Pimentel recebeu propina de empreiteiras, diz delator

Segundo Bené, Odebrecht e OAS repassaram R$ 14,5 milhões a Pimentel. Advogado de governador diz que notícias são ‘absolutamente falsas’.

O empresário Benedito Oliveira, o Bené, declarou em delação premiada que o governador de Minas Gerais, Fernando Pimentel, do PT, recebeu propina para caixa dois de campanha das empreiteiras Odebrecht e OAS. Trechos da delação do empresário foram publicados na edição desta terça-feira (7) do Jornal Folha de S. Paulo e confirmados pela TV Globo.

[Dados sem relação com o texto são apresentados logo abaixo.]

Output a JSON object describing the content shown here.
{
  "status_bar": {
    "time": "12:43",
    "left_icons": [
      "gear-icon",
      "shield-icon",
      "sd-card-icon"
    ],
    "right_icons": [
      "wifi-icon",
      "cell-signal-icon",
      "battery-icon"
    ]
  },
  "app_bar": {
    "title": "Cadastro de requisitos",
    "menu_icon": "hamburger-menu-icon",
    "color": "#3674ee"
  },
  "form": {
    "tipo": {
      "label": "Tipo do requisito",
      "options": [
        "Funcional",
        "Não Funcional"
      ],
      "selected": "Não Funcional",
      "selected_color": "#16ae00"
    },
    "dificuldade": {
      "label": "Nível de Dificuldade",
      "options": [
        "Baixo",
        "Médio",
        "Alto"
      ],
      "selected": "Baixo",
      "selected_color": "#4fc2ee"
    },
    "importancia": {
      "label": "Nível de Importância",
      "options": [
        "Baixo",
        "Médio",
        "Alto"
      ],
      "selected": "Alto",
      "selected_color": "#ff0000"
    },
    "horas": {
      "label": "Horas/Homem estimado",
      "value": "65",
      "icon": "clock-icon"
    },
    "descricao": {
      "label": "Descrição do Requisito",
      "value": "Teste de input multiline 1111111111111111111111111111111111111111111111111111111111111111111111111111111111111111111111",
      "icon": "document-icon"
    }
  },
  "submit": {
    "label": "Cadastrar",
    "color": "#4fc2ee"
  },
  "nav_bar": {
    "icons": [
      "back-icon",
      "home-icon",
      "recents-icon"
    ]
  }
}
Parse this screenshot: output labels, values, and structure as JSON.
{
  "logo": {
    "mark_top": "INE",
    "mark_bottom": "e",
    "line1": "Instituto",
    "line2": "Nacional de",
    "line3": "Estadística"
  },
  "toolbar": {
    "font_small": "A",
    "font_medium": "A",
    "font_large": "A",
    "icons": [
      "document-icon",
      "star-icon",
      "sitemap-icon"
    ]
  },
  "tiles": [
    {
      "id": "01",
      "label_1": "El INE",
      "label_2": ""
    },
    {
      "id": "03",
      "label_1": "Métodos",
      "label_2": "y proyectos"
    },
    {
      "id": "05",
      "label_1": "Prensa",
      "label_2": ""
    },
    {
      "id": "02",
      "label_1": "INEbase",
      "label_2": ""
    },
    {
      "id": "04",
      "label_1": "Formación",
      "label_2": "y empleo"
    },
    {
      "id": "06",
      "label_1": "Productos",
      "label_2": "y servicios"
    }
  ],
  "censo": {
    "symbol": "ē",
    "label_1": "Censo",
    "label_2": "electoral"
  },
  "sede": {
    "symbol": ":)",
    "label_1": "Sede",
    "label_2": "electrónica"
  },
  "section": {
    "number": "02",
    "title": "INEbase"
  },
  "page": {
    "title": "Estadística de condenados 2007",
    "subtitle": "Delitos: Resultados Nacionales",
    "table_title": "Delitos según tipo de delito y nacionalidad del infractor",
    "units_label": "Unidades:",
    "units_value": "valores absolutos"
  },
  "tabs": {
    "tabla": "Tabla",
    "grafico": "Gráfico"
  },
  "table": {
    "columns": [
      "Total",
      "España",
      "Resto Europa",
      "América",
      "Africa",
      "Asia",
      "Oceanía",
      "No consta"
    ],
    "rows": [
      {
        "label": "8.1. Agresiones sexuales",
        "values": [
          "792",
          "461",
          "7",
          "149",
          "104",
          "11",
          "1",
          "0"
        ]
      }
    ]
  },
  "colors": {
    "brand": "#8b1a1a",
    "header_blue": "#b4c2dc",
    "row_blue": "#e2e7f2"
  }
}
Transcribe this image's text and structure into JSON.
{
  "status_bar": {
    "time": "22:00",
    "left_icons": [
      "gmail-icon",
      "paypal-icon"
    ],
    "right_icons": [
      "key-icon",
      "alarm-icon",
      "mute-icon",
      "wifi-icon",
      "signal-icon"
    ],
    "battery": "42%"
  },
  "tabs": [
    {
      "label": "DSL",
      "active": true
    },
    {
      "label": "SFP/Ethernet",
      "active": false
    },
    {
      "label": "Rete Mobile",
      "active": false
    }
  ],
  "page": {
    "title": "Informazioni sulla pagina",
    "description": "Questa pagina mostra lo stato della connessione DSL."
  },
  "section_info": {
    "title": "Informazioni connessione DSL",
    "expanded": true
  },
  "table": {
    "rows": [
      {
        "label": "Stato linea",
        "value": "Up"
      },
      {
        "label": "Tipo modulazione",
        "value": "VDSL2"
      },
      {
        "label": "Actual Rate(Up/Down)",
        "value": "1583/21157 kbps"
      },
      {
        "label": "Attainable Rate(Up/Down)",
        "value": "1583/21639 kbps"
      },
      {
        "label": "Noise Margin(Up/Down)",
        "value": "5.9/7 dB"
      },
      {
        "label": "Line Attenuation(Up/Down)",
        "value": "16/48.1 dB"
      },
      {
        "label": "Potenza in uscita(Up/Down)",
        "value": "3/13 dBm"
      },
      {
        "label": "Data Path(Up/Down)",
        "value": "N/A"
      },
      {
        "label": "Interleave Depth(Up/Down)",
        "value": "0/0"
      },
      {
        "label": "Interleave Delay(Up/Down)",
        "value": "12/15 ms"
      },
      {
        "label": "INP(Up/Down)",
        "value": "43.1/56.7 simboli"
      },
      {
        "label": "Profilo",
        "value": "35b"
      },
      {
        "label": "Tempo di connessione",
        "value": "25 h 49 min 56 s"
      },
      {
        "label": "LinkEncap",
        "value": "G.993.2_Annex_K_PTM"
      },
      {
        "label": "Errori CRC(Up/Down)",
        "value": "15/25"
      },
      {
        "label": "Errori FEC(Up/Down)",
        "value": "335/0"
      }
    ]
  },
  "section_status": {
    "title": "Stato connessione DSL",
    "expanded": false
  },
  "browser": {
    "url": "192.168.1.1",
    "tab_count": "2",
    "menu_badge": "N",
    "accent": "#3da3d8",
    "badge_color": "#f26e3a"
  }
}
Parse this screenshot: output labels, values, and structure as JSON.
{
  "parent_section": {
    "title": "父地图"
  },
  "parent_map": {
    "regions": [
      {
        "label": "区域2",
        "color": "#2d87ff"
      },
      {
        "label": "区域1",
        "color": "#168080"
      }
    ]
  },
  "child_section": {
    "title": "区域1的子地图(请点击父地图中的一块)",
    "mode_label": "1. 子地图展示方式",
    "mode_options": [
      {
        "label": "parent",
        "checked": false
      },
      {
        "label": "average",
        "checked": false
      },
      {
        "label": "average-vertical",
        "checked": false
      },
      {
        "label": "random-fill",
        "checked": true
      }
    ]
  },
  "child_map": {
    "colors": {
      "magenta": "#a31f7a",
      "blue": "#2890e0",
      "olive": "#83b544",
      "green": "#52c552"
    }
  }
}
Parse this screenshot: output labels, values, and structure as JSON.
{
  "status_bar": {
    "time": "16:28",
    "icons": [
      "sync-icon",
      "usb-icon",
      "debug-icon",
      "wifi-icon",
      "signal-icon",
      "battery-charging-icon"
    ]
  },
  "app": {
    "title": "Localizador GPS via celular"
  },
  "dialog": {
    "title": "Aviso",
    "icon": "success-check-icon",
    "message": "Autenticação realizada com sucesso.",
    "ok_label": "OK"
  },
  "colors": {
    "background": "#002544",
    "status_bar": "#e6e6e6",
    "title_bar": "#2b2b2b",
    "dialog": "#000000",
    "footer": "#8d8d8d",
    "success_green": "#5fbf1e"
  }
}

Oliveira afirma que as empreiteiras pagaram R$ 14,5 milhões em propina a Pimentel, para financiar a campanha eleitoral ao governo do estado. Ele afirmou que quando Pimentel era ministro de Desenvolvimento, Indústria e Comércio Exterior, no primeiro governo de Dilma Rousseff, negociou com a Odebrecht a intervenção junto à Secretaria de Comércio Exterior do Ministério e ao BNDES para aprovação e liberação de recursos para financiamentos fora do país – como as obras do metrô de Buenos Aires, e em Moçambique, na África.

O valor da propina seria de R$ 15 milhões. Mas, ainda segundo a delação, foram recebidos, de junho de 2013 a junho de 2014, aproximadamente R$ 11,5 milhões da Odebrecht. O montante foi entregue em espécie, em várias parcelas de R$ 500 mil, em três ou quatro hotéis de São Paulo, conforme o delator.

O empresário contou, ainda, que em 2011 a empreiteira OAS solicitou a intervenção de Pimentel, no período em que ele era ministro, junto a autoridades do governo uruguaio para participar da construção de um gasoduto.

Segundo Bené, os contatos foram viabilizados e a OAS participou da obra. A empreiteira doou R$ 3 milhões, em forma de contribuição, para campanha de Pimentel ao governo de Minas. Ainda de acordo com Oliveira, o dinheiro foi entregue em Belo Horizonte, em seis parcelas de R$ 500 mil.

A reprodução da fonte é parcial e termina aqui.